PANAJI
Historian Manu Pillai identified the first community census initiated by the British government in the early 19th century as the trigger for communal tensions in our country.
Pillai was discussing his latest book, Gods, Guns and Missionaries: The Making of a Modern Hindu Identity, with Goan scholar Kaustubh Naik at the 13th Goa Arts and Literature Festival at the International Centre, Dona Paula, on Friday.
“It was the first time that a census divided the population along community lines, and we suddenly had ‘Muslims’ and ‘Hindus’ being identified this way,” he said.

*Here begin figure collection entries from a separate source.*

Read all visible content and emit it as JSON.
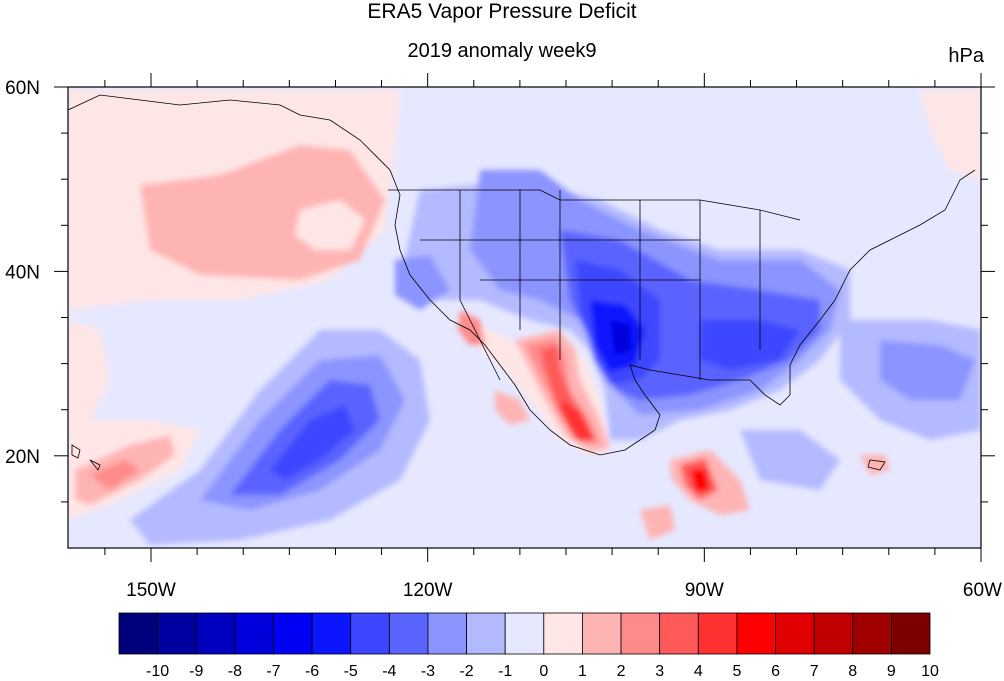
{
  "title": "ERA5 Vapor Pressure Deficit",
  "subtitle": "2019 anomaly week9",
  "units": "hPa",
  "lon_ticks": [
    {
      "lon": -150,
      "label": "150W"
    },
    {
      "lon": -120,
      "label": "120W"
    },
    {
      "lon": -90,
      "label": "90W"
    },
    {
      "lon": -60,
      "label": "60W"
    }
  ],
  "lat_ticks": [
    {
      "lat": 60,
      "label": "60N"
    },
    {
      "lat": 40,
      "label": "40N"
    },
    {
      "lat": 20,
      "label": "20N"
    }
  ],
  "map_extent": {
    "lon_min": -159,
    "lon_max": -60,
    "lat_min": 10,
    "lat_max": 60
  },
  "colorbar": {
    "labels": [
      "-10",
      "-9",
      "-8",
      "-7",
      "-6",
      "-5",
      "-4",
      "-3",
      "-2",
      "-1",
      "0",
      "1",
      "2",
      "3",
      "4",
      "5",
      "6",
      "7",
      "8",
      "9",
      "10"
    ],
    "colors": [
      "#00007d",
      "#0000a0",
      "#0000bf",
      "#0000dc",
      "#0000f5",
      "#0b16ff",
      "#3c46ff",
      "#5a64ff",
      "#8c94ff",
      "#b4baff",
      "#e6e8ff",
      "#ffe6e6",
      "#ffb4b4",
      "#ff8a8a",
      "#ff5a5a",
      "#ff3030",
      "#ff0000",
      "#e00000",
      "#c00000",
      "#a00000",
      "#7d0000"
    ]
  }
}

Explaining how India had emerged from a mere shared geographical space with people speaking different languages to military invasions and eventually religious conversions carried out by missionaries, Pillai said, “When the first European missionaries came to India, they likened the Hindu community’s worship of deities to ‘devil worship’ as they could not understand symbols like an angry goddess Kali or an aggressive Narasimha inside our temples.”
Pillai referred to the Portuguese invasion of Goa and said that the Portuguese first collaborated with the Hindu Brahmins but soon brought in Catholic priests to carry out religious conversions supported by their military.
Pillai also explained how the British adopted a different approach by first supporting temples and Hinduism and only much later allowing their Protestant missionaries to carry out conversions. Referring to both Lokmanya Tilak and Veer Savarkar, Pillai explained how Tilak advocated cow worship and the study of the Vedas to promote Hinduism, while Savarkar advocated a more political form of Hinduism.